In other words, if anyone raises any alternative at all to the current system in Scotland, counter-arguments will swiftly emerge based on various misunderstandings rather than an honest and clear explanation of why keeping young people from better-off homes out of any debt whatsoever for their time at university is so especially important, compared to all the other education-related things on which we could spend a bit more of our money.

Those already most disadvantaged in Scotland have been let down badly here. Huge amounts of energy have gone into encouraging them to have a view on a potential up-front cost which (a) would be attached to an activity they are relatively unlikely to take part in, (b) is routinely described as “£27,000” when no party in Scotland has proposed imposing that on anyone for a function which has been wholly devolved since 1999 and (c) isn’t even really what happens in England (where  almost all students use fee loans to defer costs until they are earning).
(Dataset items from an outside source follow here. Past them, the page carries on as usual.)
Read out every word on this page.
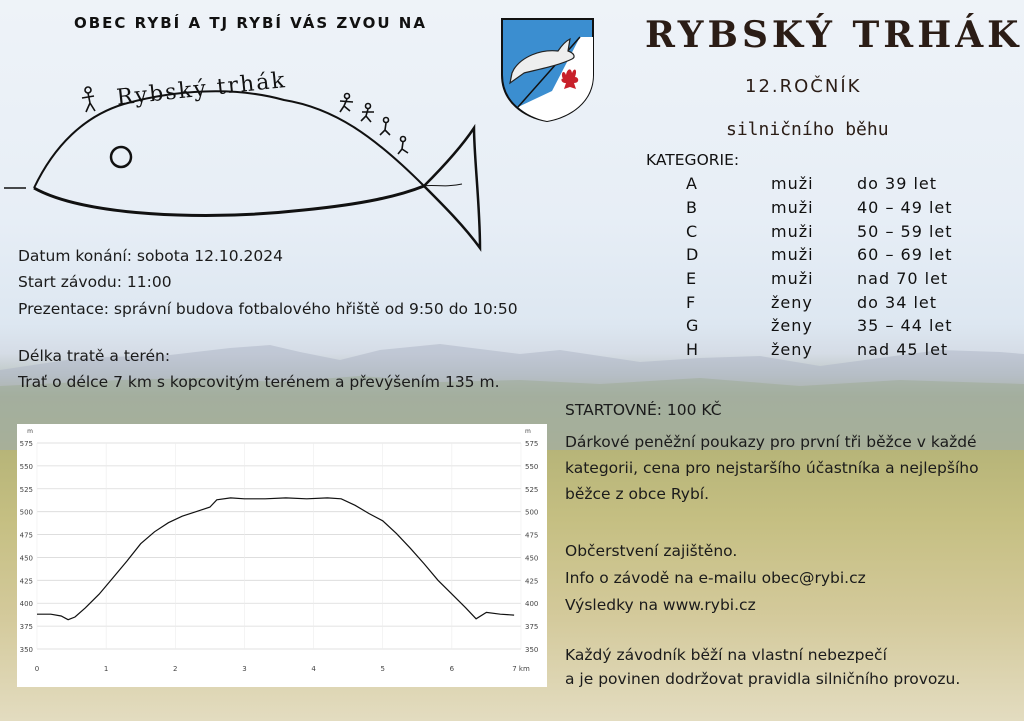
OBEC RYBÍ A TJ RYBÍ VÁS ZVOU NA
Rybský trhák
RYBSKÝ TRHÁK
12.ROČNÍK
silničního běhu
Datum konání: sobota 12.10.2024
Start závodu: 11:00
Prezentace: správní budova fotbalového hřiště od 9:50 do 10:50
Délka tratě a terén:
Trať o délce 7 km s kopcovitým terénem a převýšením 135 m.
KATEGORIE:
A	muži	do 39 let
B	muži	40 – 49 let
C	muži	50 – 59 let
D	muži	60 – 69 let
E	muži	nad 70 let
F	ženy	do 34 let
G	ženy	35 – 44 let
H	ženy	nad 45 let
STARTOVNÉ: 100 KČ
Dárkové peněžní poukazy pro první tři běžce v každé
kategorii, cena pro nejstaršího účastníka a nejlepšího
běžce z obce Rybí.
Občerstvení zajištěno.
Info o závodě na e-mailu obec@rybi.cz
Výsledky na www.rybi.cz
Každý závodník běží na vlastní nebezpečí
a je povinen dodržovat pravidla silničního provozu.
350	350
375	375
400	400
425	425
450	450
475	475
500	500
525	525
550	550
575	575
m	m
0	1	2	3	4	5	6	7 km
The figures above show that nothing like the same energy has gone into encouraging these communities to see themselves as entitled to more investment in their own children’s schools – maybe for additional educational interventions, more general personal support, greater access to school facilities as an alternative to home before and after normal school hours, or just for doing things which would lessen the cost of participation in school for poorer families (as highlighted in Learning Lessons, discussed here). Investment here is not just about effects on attainment, it’s about the potential for schools to make life a bit less hard right now for disadvantaged individual children, their families and communities.

As a reflection of our political culture, shameful seems to me the right description of this situation.